By the late sixties, Coeur d’Alene’s northward expansion had created a small strip of dining establishments on Appleway, near the town’s first indoor shopping mall, which was anchored by Buttrey Food & Drug and Montgomery Ward and was a huge deal at the time, despite only having about ten stores. The place had a distinct odor I can still almost conjure in my head which was specific to shopping malls of the era, a pungent mix of cafeteria fumes, new plastic shoes, hot popcorn, and artificial air. Nearby were both Elsie’s Dakota Café and Marie’s Coffee Stop Café, satisfying hungry mall shoppers who lined up at the lunch counters to have some soup and a sandwich and gaze longingly into rotating displays of pies and cakes. Both diners were run by big, loveable ladies who always sat in the back and treated all their customers like family.
Further west on Appleway, the Log Cabin Restaurant was considered fairly elegant at the time, boasting an extensive salad bar, perhaps the first of its kind in the area. Along with perennially popular favorites like Chicken Fried Steak and Spaghetti & Meatballs, menu options included more dated fare such as Liver & Onions and a Monte Cristo Sandwich (my favorite item you never see on menus anymore).

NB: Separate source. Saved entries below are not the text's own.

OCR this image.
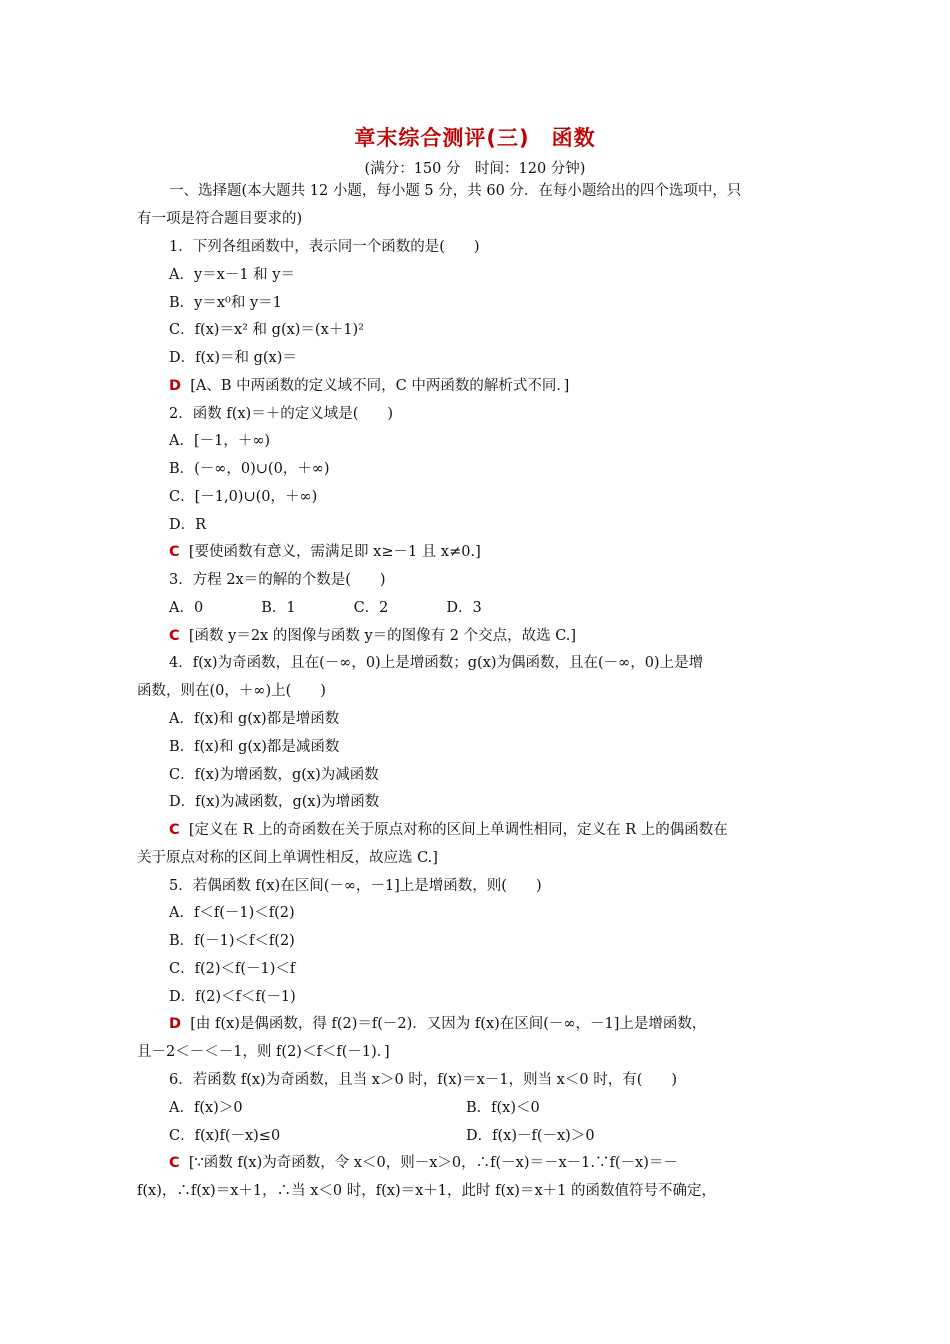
章末综合测评(三)　函数
(满分：150 分　时间：120 分钟)
一、选择题(本大题共 12 小题，每小题 5 分，共 60 分．在每小题给出的四个选项中，只
有一项是符合题目要求的)
1．下列各组函数中，表示同一个函数的是(　　)
A．y＝x－1 和 y＝
B．y＝x⁰和 y＝1
C．f(x)＝x² 和 g(x)＝(x＋1)²
D．f(x)＝和 g(x)＝
D [A、B 中两函数的定义域不同，C 中两函数的解析式不同．]
2．函数 f(x)＝＋的定义域是(　　)
A．[－1，＋∞)
B．(－∞，0)∪(0，＋∞)
C．[－1,0)∪(0，＋∞)
D．R
C [要使函数有意义，需满足即 x≥－1 且 x≠0.]
3．方程 2x＝的解的个数是(　　)
A．0　　　　B．1　　　　C．2　　　　D．3
C [函数 y＝2x 的图像与函数 y＝的图像有 2 个交点，故选 C.]
4．f(x)为奇函数，且在(－∞，0)上是增函数；g(x)为偶函数，且在(－∞，0)上是增
函数，则在(0，＋∞)上(　　)
A．f(x)和 g(x)都是增函数
B．f(x)和 g(x)都是减函数
C．f(x)为增函数，g(x)为减函数
D．f(x)为减函数，g(x)为增函数
C [定义在 R 上的奇函数在关于原点对称的区间上单调性相同，定义在 R 上的偶函数在
关于原点对称的区间上单调性相反，故应选 C.]
5．若偶函数 f(x)在区间(－∞，－1]上是增函数，则(　　)
A．f＜f(－1)＜f(2)
B．f(－1)＜f＜f(2)
C．f(2)＜f(－1)＜f
D．f(2)＜f＜f(－1)
D [由 f(x)是偶函数，得 f(2)＝f(－2)．又因为 f(x)在区间(－∞，－1]上是增函数，
且－2＜－＜－1，则 f(2)＜f＜f(－1)．]
6．若函数 f(x)为奇函数，且当 x＞0 时，f(x)＝x－1，则当 x＜0 时，有(　　)
A．f(x)＞0	B．f(x)＜0
C．f(x)f(－x)≤0	D．f(x)－f(－x)＞0
C [∵函数 f(x)为奇函数，令 x＜0，则－x＞0，∴f(－x)＝－x－1.∵f(－x)＝－
f(x)，∴f(x)＝x＋1，∴当 x＜0 时，f(x)＝x＋1，此时 f(x)＝x＋1 的函数值符号不确定，
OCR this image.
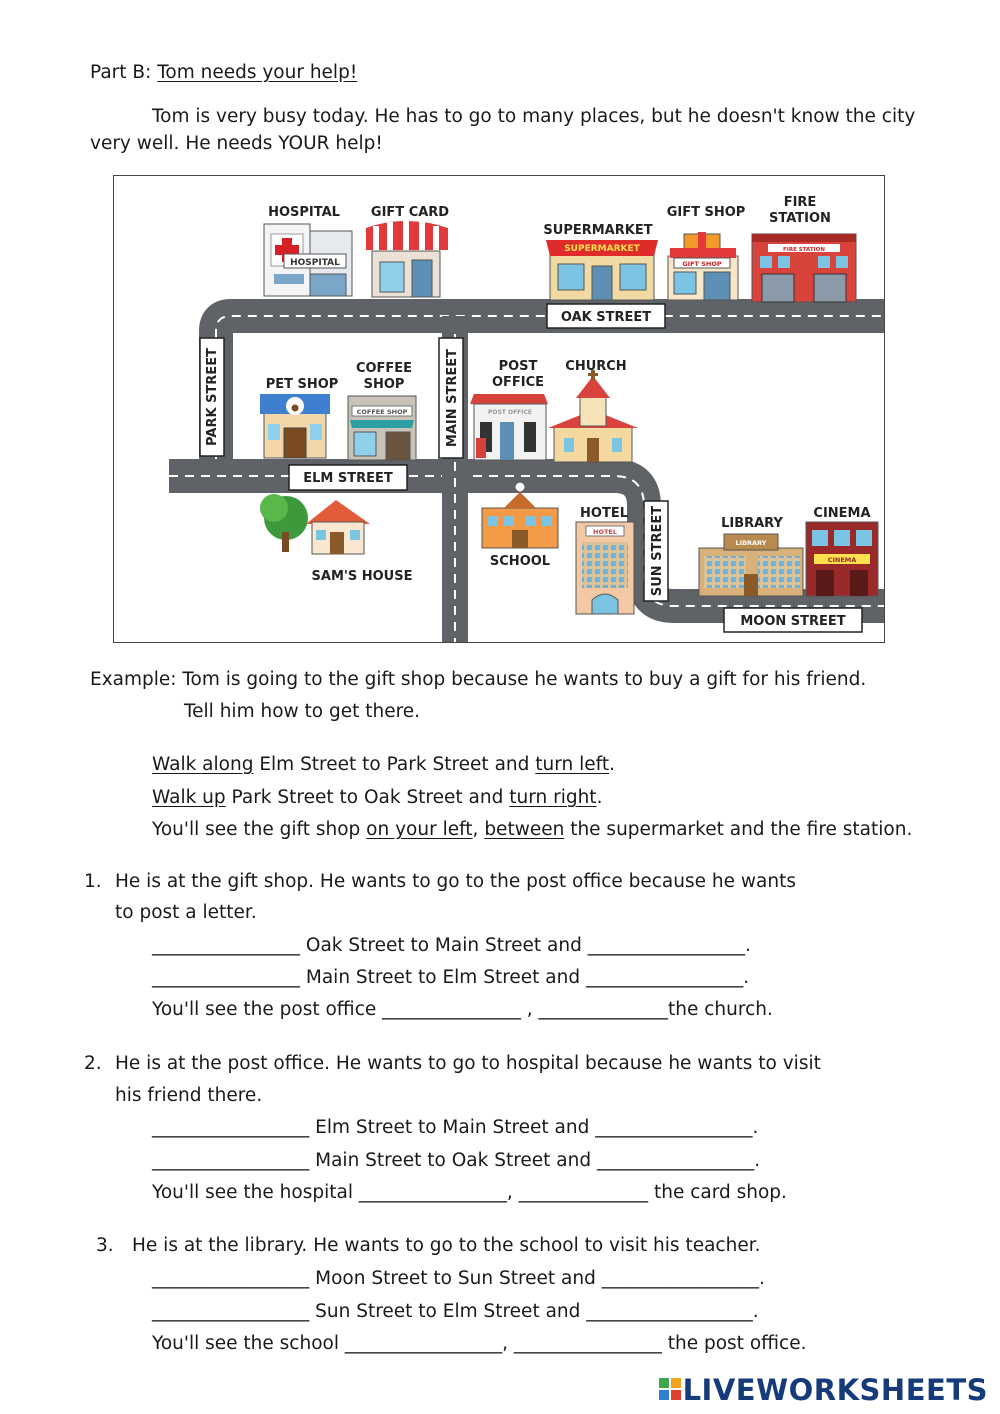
Part B: Tom needs your help!
Tom is very busy today. He has to go to many places, but he doesn't know the city
very well. He needs YOUR help!
OAK STREET
PARK STREET	MAIN STREET
ELM STREET
SUN STREET
MOON STREET
HOSPITAL
HOSPITAL GIFT CARD
SUPERMARKET
SUPERMARKET
GIFT SHOP
GIFT SHOP
FIRE STATION
FIRE
STATION
PET SHOP
COFFEE SHOP
COFFEE
SHOP
POST OFFICE
POST
OFFICE
CHURCH
SAM'S HOUSE
SCHOOL
HOTEL
HOTEL
LIBRARY
LIBRARY
CINEMA
CINEMA
Example: Tom is going to the gift shop because he wants to buy a gift for his friend.
Tell him how to get there.
Walk along Elm Street to Park Street and turn left.
Walk up Park Street to Oak Street and turn right.
You'll see the gift shop on your left, between the supermarket and the fire station.
1. He is at the gift shop. He wants to go to the post office because he wants
to post a letter.
________________ Oak Street to Main Street and _________________.
________________ Main Street to Elm Street and _________________.
You'll see the post office _______________ , ______________the church.
2. He is at the post office. He wants to go to hospital because he wants to visit
his friend there.
_________________ Elm Street to Main Street and _________________.
_________________ Main Street to Oak Street and _________________.
You'll see the hospital ________________, ______________ the card shop.
3. He is at the library. He wants to go to the school to visit his teacher.
_________________ Moon Street to Sun Street and _________________.
_________________ Sun Street to Elm Street and __________________.
You'll see the school _________________, ________________ the post office.
LIVEWORKSHEETS
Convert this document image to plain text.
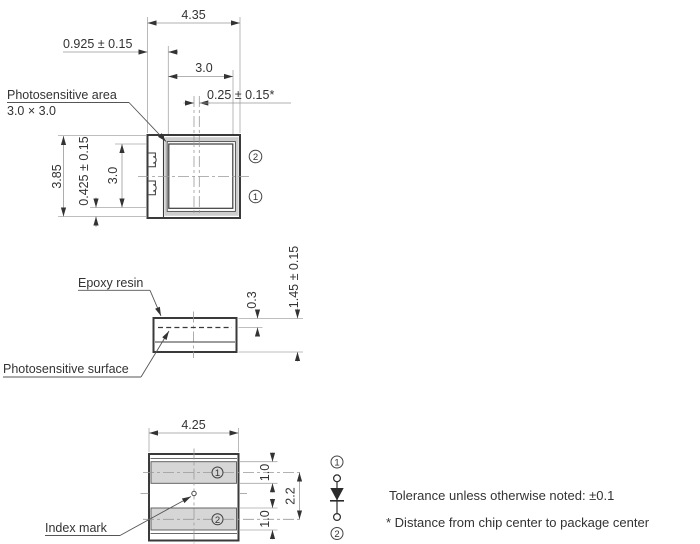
4.35
0.925 ± 0.15
3.0
0.25 ± 0.15*
3.85 0.425 ± 0.15 3.0
Photosensitive area
3.0 × 3.0
2
1
0.3 1.45 ± 0.15
Epoxy resin
Photosensitive surface
4.25
1.0
2.2
1.0
1
2
Index mark
1
2
Tolerance unless otherwise noted: ±0.1
* Distance from chip center to package center
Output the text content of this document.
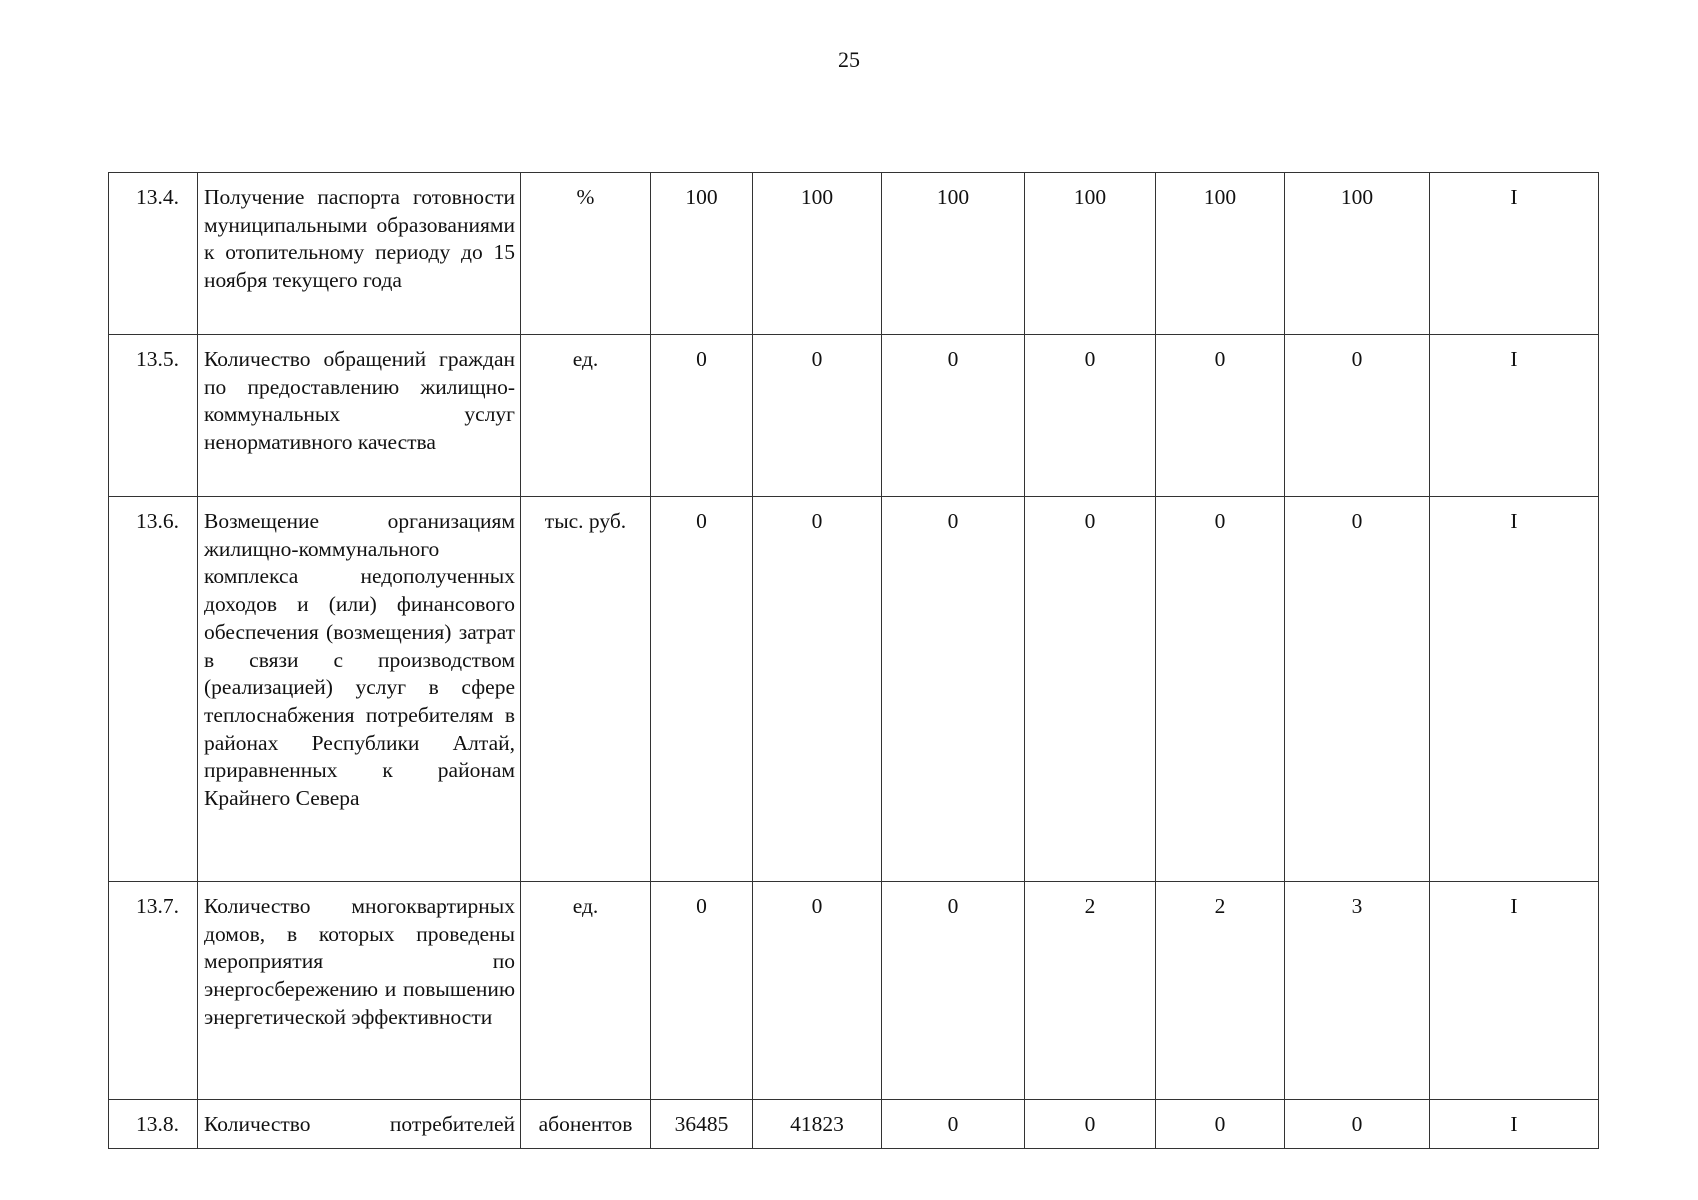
25
13.4.	Получение паспорта готовности муниципальными образованиями к отопительному периоду до 15 ноября текущего года	%	100	100	100	100	100	100	I
13.5.	Количество обращений граждан по предоставлению жилищно-коммунальных услуг ненормативного качества	ед.	0	0	0	0	0	0	I
13.6.	Возмещение организациям жилищно-коммунального комплекса недополученных доходов и (или) финансового обеспечения (возмещения) затрат в связи с производством (реализацией) услуг в сфере теплоснабжения потребителям в районах Республики Алтай, приравненных к районам Крайнего Севера	тыс. руб.	0	0	0	0	0	0	I
13.7.	Количество многоквартирных домов, в которых проведены мероприятия по энергосбережению и повышению энергетической эффективности	ед.	0	0	0	2	2	3	I
13.8.	Количество потребителей	абонентов	36485	41823	0	0	0	0	I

Cedar’s Floating Restaurant had recently opened its doors quite literally on the lake near the newly completed US-95 Bridge, and although it was well-known for it’s incredible steak and baked potato special and “soft lights” cocktail lounge, it wasn’t for the seasickness prone. I have some old photos of my parents and friends ringing in the New Year in 1968 out at the ultra-kitschy Happy Hour, which was just west of town on Seltice Way where The Grail sits now. The place looks smoky and cave-like, the depressing wood paneling and burgundy velvet wallpaper contrasting sharply with the florid hues of their outfits and dazzling party hats. Here was the local mecca for buffet-style dining, with a Wednesday all-you-can-eat Chicken Dinner and a splurge-worthy $2.85 Seafood Smorgasbord with 8 different seafood items including Alaskan king crab, lobster tail, and grilled fillet of Mau Mau Fish. Wait a second, wasn’t that the name of one of the bands playing down at the junior college?